Venerisk sykdom og kopper ble den gang kalt pokker
Venereal disease and smallpox were at that time called the pox.
Language, if they were no good in the early to mid-sixties, when were they good? I remember liking them in the late sixties, in the Observer, in England. They’d arrived with a big fanfare as a cool import, like Rowan & Martin’s Laugh-In.
I’m not saying they were no good in the early to mid-sixties, I’m saying they were in decline from their previous greatness. In those years I read them with pleasure, only occasionally finding them dumb, it’s just that later on when I went back and read the earlier stuff I realized how much better it was. Similarly for Mad, which I loved in the ’60s but not as much as I loved the earlier more anarchic stuff from the mid-’50s. (Cue Woody Allen’s hated “I liked your early, funny films” response.)

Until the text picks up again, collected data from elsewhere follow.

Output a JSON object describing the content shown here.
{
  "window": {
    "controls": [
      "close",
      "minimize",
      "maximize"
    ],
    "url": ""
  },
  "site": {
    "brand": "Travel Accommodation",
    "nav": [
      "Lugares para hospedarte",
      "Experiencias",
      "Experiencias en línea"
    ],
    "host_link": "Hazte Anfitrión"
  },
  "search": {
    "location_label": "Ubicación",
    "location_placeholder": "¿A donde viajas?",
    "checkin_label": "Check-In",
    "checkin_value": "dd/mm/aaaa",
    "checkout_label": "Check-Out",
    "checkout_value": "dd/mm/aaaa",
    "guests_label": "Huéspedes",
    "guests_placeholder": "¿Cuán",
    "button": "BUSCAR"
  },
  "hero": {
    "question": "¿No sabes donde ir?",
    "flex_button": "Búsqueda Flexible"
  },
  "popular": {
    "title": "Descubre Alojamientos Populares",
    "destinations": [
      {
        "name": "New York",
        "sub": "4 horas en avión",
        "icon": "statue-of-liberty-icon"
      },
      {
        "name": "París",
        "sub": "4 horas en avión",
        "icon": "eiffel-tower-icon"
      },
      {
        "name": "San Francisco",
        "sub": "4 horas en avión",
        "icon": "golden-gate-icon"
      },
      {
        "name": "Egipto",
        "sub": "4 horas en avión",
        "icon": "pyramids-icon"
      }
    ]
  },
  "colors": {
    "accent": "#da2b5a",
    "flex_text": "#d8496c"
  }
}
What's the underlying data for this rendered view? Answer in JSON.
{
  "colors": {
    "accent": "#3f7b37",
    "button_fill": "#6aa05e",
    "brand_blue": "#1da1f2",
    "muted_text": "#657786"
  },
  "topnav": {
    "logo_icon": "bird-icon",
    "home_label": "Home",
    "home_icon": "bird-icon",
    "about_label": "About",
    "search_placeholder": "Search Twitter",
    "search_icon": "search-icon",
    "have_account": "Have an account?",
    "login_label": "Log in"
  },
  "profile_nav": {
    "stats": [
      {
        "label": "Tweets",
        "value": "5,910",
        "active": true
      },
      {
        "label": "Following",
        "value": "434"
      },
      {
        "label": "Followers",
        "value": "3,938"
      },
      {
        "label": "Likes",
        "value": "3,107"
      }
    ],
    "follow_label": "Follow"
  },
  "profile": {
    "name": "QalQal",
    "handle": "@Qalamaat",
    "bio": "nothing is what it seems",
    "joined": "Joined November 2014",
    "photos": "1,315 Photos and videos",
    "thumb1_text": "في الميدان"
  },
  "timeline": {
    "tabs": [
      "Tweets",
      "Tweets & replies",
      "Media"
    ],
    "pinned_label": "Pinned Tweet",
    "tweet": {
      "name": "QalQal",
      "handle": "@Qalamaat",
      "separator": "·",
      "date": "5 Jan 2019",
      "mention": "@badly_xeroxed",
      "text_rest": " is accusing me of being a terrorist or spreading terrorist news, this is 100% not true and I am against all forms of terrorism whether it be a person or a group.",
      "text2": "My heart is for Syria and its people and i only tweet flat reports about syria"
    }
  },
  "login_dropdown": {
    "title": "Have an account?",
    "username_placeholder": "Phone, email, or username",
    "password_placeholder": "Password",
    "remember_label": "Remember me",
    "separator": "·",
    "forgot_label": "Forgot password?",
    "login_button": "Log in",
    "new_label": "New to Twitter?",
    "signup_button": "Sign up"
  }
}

Sure, the great pox and the small. But machine translators don’t get the context, and interpret pokker only as a mild swearword. I fed a Chinese article about the 1911 revolution through $EMPLOYER’s translator and got a reference to Abu Ghraib. The principal author told me it was because the translator merged two sentences and then misinterpreted a particular compound in fact meaning ‘Summer Palace’.
Probably more of having believed in predestination, where those destined for hell already get a taste of what they deserve in this life.
“I don’t believe in God, I believe in gosh. If you don’t believe in gosh, you’ll be darned – to heck!”
My favorite is “aitch ee double hockey sticks”.
Rather “consumption in the spinal cord”, judging from German Rückenmark “spinal cord” (literally “back marrow”).